Most female police officers perform patrol and community policing duties round-the-clock, responding to calls. They protect the country from crime. At the same time, there is no opportunity to buy clothing and hygiene products for them: everything is in short supply and there is a catastrophic shortage of time in their schedules. Sixty female security guards are on maternity leave to care for a child under the age of two. Many of them are wives of military personnel and some have their husbands unemployed. These women cannot afford goods for children. People, businesses, organisations were willingly helping with bulletproof vests. But basic needs were not covered. The rapid response grant from the Ukrainian Women’s Fund helped us buy nappies and baby care creams, which we gave to the police officers mothers. We bought socks and sewed summer balaclavas and T-shirts for the women serving at the places of deployment. It was impossible to buy it at the time, so we solved the problem in a different way. We found an entrepreneur in Zaporizhzhia, an IDP from Donetsk, who was engaged in sewing car covers before the war. He recruited five seamstresses who had been out of work because of the war. The women were enthusiastic, taking measurements and making patterns for the women police officers.

Once the organization had responded to the basic material needs of the women officers, it was time to look for resources for independent psychological support for the female law enforcement officers.

A rapid response grant from UWF with unexpected added value

With the support of UWF, the Charitable Foundation “Kharkiv with You” was helping women and children during the acute phase of the fighting to maintain hygiene, maintain dignity and guard against the diseases that lack of sanitation can cause. Thousands of Kharkiv residents have faced shops being closed or having to reach them under fire, supply chains broken, and no access to water or restrooms.
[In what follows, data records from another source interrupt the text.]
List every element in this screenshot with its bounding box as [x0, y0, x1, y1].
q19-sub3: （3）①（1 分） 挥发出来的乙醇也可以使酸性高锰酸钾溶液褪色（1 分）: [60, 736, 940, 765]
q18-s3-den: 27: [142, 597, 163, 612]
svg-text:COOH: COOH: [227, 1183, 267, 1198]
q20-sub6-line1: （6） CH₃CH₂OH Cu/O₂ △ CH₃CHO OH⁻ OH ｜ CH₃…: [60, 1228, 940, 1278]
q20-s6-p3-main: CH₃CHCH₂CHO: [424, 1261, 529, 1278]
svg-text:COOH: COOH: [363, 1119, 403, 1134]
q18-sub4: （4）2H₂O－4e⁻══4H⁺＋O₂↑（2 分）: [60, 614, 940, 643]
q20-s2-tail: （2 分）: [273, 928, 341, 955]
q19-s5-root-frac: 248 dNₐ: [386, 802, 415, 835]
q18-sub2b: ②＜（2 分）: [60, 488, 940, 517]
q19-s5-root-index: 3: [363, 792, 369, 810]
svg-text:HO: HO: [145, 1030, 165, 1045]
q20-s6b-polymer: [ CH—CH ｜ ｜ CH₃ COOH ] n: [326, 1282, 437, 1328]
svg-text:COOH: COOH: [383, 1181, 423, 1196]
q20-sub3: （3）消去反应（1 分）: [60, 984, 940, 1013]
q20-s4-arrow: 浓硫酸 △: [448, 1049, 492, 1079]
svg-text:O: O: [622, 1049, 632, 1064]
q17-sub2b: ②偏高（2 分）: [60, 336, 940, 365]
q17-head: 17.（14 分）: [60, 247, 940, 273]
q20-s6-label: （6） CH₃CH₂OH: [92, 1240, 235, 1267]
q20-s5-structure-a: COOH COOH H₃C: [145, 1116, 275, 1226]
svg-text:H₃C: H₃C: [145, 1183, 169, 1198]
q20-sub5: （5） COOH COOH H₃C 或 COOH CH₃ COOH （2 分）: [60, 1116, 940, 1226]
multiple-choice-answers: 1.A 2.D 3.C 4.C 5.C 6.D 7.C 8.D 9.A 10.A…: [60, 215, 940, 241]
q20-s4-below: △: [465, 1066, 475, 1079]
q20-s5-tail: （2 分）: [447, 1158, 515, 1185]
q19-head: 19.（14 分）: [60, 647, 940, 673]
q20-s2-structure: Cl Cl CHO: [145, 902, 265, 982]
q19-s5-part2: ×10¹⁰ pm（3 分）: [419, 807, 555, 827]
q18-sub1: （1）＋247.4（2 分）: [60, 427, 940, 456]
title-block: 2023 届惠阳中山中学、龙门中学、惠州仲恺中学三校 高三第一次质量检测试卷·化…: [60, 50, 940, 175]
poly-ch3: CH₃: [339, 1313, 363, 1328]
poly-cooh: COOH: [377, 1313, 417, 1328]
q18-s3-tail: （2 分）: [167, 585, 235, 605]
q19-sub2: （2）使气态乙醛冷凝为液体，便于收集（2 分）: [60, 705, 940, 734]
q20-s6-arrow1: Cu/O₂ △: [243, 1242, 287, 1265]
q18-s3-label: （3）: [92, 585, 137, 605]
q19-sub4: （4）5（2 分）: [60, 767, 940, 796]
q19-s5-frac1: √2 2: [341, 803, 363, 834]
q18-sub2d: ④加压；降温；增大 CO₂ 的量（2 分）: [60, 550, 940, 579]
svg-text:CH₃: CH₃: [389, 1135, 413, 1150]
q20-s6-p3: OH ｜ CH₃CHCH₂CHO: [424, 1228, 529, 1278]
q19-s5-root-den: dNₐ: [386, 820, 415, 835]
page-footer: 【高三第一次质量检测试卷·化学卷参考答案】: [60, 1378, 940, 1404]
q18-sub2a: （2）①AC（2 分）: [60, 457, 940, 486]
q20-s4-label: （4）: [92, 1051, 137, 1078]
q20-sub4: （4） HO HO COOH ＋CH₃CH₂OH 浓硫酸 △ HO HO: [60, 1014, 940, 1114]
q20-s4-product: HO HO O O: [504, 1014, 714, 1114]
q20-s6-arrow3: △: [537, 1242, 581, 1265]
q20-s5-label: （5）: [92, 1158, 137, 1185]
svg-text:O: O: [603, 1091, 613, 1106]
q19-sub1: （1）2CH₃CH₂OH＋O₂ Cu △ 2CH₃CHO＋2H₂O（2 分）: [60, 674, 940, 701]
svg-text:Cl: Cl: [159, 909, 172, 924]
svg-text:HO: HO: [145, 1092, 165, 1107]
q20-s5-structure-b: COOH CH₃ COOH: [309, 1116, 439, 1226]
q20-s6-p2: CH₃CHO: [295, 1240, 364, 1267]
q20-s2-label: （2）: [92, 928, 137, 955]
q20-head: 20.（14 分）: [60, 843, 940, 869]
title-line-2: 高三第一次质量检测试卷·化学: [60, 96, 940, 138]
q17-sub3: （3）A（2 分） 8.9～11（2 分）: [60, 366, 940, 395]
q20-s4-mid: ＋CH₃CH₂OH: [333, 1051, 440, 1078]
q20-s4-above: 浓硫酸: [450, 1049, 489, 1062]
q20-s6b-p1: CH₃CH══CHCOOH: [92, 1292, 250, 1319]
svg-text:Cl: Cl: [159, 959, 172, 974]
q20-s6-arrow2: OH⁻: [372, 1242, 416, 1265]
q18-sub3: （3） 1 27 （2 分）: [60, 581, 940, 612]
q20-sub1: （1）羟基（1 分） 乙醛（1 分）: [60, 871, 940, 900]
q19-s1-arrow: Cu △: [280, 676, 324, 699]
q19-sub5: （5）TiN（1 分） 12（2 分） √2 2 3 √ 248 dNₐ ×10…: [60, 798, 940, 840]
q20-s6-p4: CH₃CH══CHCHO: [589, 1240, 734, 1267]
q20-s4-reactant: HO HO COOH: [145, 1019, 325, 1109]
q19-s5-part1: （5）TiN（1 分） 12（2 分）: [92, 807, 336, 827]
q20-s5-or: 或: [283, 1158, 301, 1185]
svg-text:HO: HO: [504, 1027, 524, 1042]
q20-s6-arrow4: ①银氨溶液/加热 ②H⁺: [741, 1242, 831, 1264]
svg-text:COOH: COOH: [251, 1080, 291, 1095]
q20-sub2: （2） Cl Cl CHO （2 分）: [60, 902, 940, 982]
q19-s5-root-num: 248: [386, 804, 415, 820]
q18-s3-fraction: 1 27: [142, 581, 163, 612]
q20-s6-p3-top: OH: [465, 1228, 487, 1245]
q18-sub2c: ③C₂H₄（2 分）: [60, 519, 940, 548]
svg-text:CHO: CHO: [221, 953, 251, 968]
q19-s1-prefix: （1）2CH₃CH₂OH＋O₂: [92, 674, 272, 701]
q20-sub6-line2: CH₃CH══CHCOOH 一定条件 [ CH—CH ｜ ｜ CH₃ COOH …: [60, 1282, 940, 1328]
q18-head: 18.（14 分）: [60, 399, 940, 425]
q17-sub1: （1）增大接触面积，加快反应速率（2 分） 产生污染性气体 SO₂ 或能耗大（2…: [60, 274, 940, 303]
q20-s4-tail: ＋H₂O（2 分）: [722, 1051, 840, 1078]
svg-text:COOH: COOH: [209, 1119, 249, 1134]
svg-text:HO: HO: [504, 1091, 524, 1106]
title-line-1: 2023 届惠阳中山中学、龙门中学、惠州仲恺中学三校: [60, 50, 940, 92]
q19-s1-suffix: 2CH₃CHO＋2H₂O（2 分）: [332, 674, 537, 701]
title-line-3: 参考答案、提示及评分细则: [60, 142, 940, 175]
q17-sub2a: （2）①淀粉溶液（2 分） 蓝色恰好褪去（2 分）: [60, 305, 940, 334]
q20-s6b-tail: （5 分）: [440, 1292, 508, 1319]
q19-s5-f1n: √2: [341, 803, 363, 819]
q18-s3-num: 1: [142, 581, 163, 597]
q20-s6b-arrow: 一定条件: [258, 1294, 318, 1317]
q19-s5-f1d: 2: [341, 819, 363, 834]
The Foundation distributed soap, toothpaste, wet wipes, pads, and nappies around the clock. With UWF support, it has been possible to send hygiene products to remote communities.

The main value of cooperation with the UWF, according to Natalya Yakovleva, head of the “Kharkiv with You” Foundation, is that she has learned to effectively mobilize resources and report on them while doing fieldwork in emergency situations:

UWF is hardly the first donor in Ukraine to be able to adapt grant procedures to the realities of war. The application form, which can be filled in from a phone in the cellar or in the field, is as informative as possible. Confirmation of receiving a grant came to us via SMS when there was no access to the Internet. A report form certifying the targeted use of funds was not too bureaucratized. These skills have enabled us to learn how to submit requests to both businesses and CSOs efficiently.